Thursday, March 27, 2008

F

Fair Market Value:

It is also known as FMV. Fair market value is the price at which a willing seller will buy, in an arm's length transaction, when neither is under compulsion to sell or buy and both have reasonable knowledge of relevant facts. For example, a house may have cost you $150,000 but someone is willing to pay you $250,000 for the house today. The $150,000 is it's historical cost (see "historical cost" below) and the $250,000 is the fair market value. Another example would be an individual purchased 100 shares of IBM stock at $100 per share. The closing stock price is now $200. The FMV of the stock is $200 which is the amount that an individual is willing to pay for the stock. Note, however, that accounting transactions are recorded on a historical cost basis and not on a fair market value basis.

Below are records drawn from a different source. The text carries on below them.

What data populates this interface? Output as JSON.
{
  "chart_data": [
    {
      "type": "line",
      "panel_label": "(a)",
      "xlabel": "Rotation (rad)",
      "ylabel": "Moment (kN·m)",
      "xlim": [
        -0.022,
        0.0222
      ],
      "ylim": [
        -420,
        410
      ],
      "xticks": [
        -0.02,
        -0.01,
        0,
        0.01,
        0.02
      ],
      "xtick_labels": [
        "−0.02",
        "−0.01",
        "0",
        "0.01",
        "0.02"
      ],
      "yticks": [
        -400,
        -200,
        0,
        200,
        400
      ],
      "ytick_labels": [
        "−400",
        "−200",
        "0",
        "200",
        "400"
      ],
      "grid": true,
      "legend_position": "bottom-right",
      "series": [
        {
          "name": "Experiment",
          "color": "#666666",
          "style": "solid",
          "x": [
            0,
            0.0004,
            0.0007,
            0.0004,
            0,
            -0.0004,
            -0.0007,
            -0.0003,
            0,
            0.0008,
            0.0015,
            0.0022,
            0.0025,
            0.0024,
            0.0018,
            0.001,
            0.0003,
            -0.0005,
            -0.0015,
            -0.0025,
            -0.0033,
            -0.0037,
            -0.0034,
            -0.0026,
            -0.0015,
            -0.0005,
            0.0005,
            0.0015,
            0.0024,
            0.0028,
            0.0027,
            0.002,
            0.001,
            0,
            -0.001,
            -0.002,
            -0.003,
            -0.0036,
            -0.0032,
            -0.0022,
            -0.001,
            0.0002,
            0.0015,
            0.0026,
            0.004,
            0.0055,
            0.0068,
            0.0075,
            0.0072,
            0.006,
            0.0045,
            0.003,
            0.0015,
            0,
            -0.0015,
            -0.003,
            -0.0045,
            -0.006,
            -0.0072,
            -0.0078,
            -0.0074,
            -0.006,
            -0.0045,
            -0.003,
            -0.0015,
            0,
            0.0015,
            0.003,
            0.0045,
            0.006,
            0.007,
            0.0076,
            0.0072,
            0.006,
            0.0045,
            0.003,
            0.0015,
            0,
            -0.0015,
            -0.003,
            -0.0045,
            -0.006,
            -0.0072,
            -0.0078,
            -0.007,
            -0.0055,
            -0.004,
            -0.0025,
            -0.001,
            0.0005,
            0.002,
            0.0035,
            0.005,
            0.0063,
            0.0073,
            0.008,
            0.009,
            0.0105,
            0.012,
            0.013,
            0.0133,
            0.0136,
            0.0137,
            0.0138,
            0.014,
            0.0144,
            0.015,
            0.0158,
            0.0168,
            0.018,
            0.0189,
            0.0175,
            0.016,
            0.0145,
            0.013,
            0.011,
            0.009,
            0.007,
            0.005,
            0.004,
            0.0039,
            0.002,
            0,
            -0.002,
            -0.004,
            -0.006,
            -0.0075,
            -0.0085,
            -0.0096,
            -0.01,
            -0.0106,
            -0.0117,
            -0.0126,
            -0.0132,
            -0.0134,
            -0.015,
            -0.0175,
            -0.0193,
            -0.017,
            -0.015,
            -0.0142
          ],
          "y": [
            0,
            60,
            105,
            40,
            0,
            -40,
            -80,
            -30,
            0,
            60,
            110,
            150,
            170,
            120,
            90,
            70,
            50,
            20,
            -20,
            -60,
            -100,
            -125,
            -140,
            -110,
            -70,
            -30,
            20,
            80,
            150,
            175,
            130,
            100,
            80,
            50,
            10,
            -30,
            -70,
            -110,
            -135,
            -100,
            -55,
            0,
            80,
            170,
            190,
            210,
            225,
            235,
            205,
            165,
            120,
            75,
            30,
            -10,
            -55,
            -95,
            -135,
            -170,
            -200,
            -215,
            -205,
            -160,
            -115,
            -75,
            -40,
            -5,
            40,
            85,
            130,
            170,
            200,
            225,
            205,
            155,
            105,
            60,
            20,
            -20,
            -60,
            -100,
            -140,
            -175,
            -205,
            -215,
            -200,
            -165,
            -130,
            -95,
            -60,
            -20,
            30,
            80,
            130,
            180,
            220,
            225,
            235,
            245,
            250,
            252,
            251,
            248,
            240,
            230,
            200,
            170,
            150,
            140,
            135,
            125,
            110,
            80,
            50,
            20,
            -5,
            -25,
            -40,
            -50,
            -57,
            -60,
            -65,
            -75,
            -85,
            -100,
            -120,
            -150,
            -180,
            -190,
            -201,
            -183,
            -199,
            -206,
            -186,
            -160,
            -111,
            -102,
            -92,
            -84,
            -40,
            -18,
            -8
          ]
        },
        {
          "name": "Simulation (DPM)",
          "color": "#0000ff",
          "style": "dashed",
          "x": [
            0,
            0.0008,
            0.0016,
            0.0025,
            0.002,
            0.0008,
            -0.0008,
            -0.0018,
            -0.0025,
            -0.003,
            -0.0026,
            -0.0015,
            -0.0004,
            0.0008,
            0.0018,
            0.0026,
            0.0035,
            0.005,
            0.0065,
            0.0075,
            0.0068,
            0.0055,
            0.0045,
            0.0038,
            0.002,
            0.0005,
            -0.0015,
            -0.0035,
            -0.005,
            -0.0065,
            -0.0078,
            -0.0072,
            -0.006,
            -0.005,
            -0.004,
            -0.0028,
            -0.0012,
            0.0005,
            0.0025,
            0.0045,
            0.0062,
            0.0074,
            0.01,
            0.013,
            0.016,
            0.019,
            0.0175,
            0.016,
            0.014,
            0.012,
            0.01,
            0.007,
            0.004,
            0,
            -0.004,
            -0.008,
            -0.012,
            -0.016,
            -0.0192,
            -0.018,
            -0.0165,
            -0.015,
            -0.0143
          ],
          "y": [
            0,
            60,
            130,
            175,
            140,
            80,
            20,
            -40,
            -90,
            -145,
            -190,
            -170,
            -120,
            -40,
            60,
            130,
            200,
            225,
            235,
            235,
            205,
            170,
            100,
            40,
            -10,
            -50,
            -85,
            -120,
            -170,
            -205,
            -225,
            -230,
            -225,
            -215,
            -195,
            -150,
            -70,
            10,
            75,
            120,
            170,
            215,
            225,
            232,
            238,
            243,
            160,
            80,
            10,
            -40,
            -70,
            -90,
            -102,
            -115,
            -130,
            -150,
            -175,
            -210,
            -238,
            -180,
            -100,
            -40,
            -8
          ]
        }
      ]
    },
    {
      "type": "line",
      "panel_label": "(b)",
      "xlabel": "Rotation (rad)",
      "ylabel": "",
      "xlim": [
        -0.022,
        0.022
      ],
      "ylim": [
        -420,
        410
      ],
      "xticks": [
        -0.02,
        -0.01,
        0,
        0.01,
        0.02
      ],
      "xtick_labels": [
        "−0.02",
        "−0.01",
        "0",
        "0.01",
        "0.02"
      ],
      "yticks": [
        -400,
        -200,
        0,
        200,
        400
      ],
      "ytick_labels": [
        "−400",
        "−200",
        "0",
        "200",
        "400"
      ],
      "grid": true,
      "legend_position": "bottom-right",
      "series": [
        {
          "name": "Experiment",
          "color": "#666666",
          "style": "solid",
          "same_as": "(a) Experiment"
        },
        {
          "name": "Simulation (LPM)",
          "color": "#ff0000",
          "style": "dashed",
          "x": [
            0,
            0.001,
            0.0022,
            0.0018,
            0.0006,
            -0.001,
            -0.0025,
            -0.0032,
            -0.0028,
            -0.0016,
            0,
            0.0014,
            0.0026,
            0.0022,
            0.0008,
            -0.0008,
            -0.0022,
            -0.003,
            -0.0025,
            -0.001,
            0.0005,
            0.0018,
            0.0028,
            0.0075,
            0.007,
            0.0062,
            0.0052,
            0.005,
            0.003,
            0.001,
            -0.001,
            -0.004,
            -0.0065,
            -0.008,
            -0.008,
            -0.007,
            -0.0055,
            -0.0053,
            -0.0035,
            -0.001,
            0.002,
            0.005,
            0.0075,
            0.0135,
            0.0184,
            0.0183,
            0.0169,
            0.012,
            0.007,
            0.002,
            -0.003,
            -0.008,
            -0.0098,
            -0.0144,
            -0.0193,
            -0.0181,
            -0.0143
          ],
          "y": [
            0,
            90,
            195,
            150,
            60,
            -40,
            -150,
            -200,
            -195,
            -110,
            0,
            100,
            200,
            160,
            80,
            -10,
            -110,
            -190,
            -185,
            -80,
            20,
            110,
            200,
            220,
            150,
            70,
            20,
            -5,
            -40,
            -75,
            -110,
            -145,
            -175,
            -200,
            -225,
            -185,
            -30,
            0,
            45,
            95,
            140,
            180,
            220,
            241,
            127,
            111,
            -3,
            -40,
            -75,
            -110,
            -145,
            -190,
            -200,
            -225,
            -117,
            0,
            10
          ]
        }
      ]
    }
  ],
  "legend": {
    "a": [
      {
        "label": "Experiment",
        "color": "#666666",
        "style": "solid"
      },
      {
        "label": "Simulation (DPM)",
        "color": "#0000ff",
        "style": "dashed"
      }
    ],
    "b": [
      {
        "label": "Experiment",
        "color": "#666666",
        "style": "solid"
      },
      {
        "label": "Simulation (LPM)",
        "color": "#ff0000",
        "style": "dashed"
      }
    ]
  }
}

FIFO (First in, first out):

A method of inventory valuation in which the first items entered into inventory are considered the first items out.

Financial Accounting Standards Board (FASB):

FASB means the Financial Accounting Standards Board. It is a Board that writes the accounting standards that are used by practicing certified public accountants.

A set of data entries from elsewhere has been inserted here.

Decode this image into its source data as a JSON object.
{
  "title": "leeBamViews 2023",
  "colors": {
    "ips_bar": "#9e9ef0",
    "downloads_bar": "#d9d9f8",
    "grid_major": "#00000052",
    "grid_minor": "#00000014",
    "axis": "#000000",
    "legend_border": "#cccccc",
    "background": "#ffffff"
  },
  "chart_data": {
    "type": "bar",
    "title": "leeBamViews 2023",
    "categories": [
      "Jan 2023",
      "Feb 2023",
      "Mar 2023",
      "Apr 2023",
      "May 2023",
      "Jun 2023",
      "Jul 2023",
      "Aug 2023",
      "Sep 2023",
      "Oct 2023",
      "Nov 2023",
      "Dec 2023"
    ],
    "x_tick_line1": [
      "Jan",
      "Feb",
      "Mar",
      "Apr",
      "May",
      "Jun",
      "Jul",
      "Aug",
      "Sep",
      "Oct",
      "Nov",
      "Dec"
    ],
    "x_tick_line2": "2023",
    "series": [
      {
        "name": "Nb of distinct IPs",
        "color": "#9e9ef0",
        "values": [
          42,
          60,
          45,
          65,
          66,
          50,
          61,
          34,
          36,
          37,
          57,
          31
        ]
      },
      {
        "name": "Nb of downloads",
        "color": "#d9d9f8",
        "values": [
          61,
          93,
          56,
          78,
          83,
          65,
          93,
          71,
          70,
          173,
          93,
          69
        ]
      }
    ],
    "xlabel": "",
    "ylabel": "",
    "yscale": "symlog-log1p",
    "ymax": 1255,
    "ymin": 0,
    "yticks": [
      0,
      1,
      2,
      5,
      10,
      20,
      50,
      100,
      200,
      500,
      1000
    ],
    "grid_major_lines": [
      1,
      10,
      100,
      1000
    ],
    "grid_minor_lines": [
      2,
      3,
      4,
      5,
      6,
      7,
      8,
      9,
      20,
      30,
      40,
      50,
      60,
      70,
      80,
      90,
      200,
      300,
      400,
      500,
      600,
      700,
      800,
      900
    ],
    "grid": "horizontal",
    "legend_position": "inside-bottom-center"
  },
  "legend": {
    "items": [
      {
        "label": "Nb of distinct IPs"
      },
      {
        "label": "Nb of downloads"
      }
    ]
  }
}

First in First Out (FIFO):

FIFO is an inventory cost flow method whereby the first goods purchased are assumed to be the first goods sold so that the ending inventory is valued as though it is the most recently purchased.

Fixed Assets:

These are also known as Property Plant and Equipment. Fixed assets are those assets of a permanent nature required for the normal conduct of a business. A fixed asset is a tangible item that has a future economic benefit. Fixed assets are higher valued items (such as more than $500) which will not be normally converted into cash during the ensuing fiscal period and have more than a twelve-month life. Fixed assets include furniture, fixtures, equipment, land, and buildings. Accounts receivable and inventory are not fixed assets.

Fixed Assets (Net):

Also called Book Value. Fixed assets net is all property, plant, leasehold improvements, and equipment, net of accumulated depreciation. For example, if the total fixed assets are $500,000 and accumulated depreciation is $100,000, fixed assets net would be $400,000.

Fixed Capital:

Capital invested in fixed assets, such as land, buildings, machinery, etc.

Fixed Cost:

Fixed cost is an operating expense that is incurred to provide facilities and organization which are kept in readiness to do business without regard to actual volumes of production and sales. Fixed costs remain relatively constant until changed by managerial decision; within general limits they do not vary with business volume. Examples are: interest on bonds, rent, property tax, depreciation (sometimes in part). These are operating expenses that are incurred to provide facilities and organizations that are kept in readiness to do business without regard to volumes of production and sales. These fixed costs remain relatively constant until changed by managerial decision. Some examples of fixed costs are rent, property taxes, and interest expense.

Foot:

Foot means to total the amounts in a column. This would be a column in a journal or a ledger.

Funds Statement:

An analysis of changes in working capital. Public corporations are required to provide this report.